With polyethylene and polypropylene, the loss of useful tensile properties on exposure to solar radiation is a particular concern. These are used extensively in agricultural mulch films, greenhouse films, plastic pipes, and outdoor furniture. Polyethylene films exposed to solar UV-B radiation readily lose their extensibility and strength (Hamid et al. 1991, 1995) as well as their average molecular weight (Andrady et. al., 1993). General features of the mechanism of photodegradation in both polyethylene and polypropylene is fairly well understood (Allen, 1983: Rabek, 1995). The mechanism is one of thermooxidative or photooxidative degradation rather than of direct photolysis, and is catalyzed by the presence of metal compounds. The free radical pathways that lead to hydroperoxidation and consequent chain scission are fairly well understood (Shlyapnikov et al., 1996). Of the polymers used worldwide, polyethylene enjoys the largest annual volume. Research interest in understanding and controlling the photdegradation process of this polymer is therefore continuing. Efficient classes of light stabilizers such as the hindered amine light stabilizers (HALS) are used to ensure that adequate lifetimes are obtained in polyolefin products intended for outdoor use under a wide range of UV environments.
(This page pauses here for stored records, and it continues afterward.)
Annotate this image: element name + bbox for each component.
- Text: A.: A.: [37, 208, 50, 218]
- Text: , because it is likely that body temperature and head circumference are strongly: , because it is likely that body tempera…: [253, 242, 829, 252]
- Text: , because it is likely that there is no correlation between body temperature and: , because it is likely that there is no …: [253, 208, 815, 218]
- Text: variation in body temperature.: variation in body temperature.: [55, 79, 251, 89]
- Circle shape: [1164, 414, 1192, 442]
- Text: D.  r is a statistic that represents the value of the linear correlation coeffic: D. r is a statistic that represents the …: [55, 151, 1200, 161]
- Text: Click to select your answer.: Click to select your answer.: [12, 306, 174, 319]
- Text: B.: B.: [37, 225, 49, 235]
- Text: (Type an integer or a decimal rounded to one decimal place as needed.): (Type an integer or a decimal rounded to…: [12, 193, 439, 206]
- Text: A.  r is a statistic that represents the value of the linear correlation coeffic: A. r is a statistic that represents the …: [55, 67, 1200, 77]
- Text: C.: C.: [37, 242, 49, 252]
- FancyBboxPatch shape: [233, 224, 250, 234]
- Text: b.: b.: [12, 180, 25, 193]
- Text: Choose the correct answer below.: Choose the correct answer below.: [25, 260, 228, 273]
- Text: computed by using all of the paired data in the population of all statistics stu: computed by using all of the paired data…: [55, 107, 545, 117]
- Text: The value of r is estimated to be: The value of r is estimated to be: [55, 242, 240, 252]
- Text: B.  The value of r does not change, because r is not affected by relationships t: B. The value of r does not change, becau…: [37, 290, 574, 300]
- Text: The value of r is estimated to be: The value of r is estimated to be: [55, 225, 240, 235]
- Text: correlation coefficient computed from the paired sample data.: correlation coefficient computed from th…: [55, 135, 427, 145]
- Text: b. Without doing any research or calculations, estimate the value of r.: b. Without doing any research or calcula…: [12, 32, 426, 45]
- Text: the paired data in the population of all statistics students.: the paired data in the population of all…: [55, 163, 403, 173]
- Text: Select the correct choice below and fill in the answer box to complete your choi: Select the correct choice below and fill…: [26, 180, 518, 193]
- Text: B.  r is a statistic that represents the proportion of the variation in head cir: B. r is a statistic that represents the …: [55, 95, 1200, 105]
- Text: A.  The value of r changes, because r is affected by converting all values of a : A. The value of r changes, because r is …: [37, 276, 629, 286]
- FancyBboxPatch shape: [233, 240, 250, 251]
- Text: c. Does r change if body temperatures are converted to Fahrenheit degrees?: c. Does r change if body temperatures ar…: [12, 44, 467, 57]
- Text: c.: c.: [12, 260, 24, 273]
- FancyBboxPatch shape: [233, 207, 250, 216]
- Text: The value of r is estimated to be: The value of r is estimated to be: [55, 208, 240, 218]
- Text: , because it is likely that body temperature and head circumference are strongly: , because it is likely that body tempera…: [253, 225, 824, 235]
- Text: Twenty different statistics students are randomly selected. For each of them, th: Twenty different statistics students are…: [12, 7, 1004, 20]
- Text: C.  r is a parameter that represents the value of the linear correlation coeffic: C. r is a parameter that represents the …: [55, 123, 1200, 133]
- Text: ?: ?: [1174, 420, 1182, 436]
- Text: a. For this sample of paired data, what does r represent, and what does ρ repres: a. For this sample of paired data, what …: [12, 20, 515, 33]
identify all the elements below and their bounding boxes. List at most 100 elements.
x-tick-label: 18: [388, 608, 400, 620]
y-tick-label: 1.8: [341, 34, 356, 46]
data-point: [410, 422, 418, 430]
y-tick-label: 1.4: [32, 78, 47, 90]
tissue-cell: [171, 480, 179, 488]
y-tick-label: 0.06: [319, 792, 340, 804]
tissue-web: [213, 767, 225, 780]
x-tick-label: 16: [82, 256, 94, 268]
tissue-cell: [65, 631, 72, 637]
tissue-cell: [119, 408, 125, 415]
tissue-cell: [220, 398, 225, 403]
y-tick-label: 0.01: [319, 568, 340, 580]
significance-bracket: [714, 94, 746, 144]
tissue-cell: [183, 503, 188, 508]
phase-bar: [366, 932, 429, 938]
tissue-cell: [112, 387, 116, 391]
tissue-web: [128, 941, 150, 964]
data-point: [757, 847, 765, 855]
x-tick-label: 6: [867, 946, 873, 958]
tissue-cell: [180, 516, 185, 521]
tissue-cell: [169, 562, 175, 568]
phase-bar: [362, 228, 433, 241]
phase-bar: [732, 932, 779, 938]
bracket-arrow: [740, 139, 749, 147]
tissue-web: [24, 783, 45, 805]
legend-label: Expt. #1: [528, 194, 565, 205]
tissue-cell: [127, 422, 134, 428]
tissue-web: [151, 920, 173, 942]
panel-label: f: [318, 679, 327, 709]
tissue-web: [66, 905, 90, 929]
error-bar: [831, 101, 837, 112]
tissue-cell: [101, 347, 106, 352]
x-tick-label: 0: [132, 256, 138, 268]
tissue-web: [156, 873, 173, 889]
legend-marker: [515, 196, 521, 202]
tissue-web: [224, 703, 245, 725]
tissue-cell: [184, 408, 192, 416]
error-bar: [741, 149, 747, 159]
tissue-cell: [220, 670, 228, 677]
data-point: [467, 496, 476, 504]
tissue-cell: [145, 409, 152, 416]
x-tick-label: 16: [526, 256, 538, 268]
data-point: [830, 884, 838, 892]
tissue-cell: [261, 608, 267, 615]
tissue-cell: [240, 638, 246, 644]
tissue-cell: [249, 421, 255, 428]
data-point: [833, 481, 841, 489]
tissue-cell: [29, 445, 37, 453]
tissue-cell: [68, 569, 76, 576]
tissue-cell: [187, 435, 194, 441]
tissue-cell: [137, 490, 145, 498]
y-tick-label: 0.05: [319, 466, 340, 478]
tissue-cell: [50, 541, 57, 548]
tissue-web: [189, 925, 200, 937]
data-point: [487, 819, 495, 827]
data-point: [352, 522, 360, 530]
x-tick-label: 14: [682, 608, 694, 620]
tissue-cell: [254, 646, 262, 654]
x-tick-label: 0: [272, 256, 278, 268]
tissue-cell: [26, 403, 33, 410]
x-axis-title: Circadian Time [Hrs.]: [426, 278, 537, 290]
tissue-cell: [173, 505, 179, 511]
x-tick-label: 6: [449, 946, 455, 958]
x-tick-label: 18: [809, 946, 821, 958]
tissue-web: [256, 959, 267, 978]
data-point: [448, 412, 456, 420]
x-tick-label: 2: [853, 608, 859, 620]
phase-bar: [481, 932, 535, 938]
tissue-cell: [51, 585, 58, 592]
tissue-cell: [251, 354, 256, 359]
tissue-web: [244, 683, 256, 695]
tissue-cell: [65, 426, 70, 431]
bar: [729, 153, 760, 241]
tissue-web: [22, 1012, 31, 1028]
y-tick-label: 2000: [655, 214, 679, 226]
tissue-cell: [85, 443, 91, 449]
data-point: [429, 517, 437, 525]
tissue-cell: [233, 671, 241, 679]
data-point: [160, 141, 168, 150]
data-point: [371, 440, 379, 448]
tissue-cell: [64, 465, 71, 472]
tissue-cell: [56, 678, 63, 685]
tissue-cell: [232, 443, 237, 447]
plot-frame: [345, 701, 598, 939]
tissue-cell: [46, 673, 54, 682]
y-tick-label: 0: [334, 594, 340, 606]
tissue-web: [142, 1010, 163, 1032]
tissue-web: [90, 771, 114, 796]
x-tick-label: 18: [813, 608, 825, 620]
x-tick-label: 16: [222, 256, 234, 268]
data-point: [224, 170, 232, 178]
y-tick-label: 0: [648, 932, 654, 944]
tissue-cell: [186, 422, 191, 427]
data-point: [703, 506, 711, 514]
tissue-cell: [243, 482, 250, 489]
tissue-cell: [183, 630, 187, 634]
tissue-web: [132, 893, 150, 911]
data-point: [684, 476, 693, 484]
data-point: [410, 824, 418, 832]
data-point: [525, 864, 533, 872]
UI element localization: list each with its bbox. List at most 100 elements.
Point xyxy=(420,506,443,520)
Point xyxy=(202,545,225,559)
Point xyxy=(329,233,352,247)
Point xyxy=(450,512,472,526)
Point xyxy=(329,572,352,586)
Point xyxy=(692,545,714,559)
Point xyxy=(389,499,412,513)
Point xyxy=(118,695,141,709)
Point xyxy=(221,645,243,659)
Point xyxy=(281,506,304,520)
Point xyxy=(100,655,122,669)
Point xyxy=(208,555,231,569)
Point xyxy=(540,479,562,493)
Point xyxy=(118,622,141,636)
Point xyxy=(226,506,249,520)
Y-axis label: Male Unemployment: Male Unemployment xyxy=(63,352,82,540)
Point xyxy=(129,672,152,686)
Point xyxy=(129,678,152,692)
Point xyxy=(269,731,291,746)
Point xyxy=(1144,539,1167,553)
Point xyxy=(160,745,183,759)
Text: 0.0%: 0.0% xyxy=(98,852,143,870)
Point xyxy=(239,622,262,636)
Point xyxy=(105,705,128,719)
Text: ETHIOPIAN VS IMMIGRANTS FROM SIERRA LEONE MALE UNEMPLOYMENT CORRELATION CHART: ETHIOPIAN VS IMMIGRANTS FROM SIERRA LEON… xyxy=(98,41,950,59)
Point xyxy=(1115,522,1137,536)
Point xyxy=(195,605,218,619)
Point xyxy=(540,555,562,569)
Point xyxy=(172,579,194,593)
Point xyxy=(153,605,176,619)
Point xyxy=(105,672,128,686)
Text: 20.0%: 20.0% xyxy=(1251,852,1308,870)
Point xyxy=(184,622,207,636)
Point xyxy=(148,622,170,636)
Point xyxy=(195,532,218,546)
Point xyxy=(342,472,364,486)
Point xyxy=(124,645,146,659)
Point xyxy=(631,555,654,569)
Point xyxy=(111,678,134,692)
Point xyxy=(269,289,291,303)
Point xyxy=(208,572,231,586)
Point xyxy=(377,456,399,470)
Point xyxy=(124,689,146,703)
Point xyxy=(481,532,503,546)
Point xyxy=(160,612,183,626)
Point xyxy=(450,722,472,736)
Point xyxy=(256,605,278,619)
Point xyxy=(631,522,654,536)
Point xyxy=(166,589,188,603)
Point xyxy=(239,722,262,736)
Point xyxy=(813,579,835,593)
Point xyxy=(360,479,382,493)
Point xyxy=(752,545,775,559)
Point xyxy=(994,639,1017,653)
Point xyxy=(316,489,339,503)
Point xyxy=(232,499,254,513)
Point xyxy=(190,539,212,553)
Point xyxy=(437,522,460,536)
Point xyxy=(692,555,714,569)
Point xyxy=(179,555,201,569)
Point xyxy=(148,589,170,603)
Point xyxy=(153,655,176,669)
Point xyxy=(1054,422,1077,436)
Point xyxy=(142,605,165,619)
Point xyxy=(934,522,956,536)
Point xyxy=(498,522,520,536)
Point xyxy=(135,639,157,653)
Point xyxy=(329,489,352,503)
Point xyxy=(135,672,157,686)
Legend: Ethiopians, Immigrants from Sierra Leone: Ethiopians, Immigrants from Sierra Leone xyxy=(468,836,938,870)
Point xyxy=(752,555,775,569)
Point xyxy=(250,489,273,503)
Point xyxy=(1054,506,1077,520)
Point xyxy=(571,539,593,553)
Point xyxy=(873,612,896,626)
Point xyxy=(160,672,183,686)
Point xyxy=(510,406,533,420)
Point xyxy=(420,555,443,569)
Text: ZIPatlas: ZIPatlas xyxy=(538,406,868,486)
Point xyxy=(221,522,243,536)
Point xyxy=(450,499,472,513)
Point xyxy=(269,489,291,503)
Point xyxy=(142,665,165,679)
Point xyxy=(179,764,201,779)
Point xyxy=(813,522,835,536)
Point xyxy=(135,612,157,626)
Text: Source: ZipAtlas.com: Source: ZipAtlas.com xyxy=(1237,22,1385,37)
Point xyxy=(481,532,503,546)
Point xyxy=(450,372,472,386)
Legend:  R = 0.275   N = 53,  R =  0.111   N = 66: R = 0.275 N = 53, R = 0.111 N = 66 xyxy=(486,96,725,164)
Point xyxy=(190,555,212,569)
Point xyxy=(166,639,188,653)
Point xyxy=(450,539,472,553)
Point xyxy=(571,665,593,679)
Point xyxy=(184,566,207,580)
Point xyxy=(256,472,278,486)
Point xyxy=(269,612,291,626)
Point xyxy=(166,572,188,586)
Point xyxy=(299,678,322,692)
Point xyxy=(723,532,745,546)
Poly(vinyl chloride) PVC, is used widely in building applications where the impact strength of the material is an important requirement. The projected consumption of PVC in the near future (1995 -2010) is much higher in the developing world and cin countries in transition. Estimated demand for Asia alone is more than that for the US, Canada and the European community combined(Gappert, 1996). Exposure to solar UV radiation is well known to decrease the impact strength of the polymer (Decker, 1984). As the surface layers of the plastic material degrades the titanium dioxide powder used as an opacifier is gradually released and may even form a surface layer loose enough to be rubbed off. This is responsible for "chalking" of extensively exposed PVC siding materials. Both the tensile strength and the extensibility of rigid PVC samples also decrease with the duration of exposure to solar UV radiation and the material finally embrittles (Decker, 1984). Similar changes also take place on exposure of plasticized PVC formulations used in membrane roofing applications and cable coverings (Matsumoto et al., 1984).
Other common polymers shown in Table
7.1 also undergo a loss in mechanical strength on photodegradation. A rapid
change in the mechanical integrity of polystyrene caused by extensive chain
scission during the photodegradation has been reported (Ghaffar et al.,1976).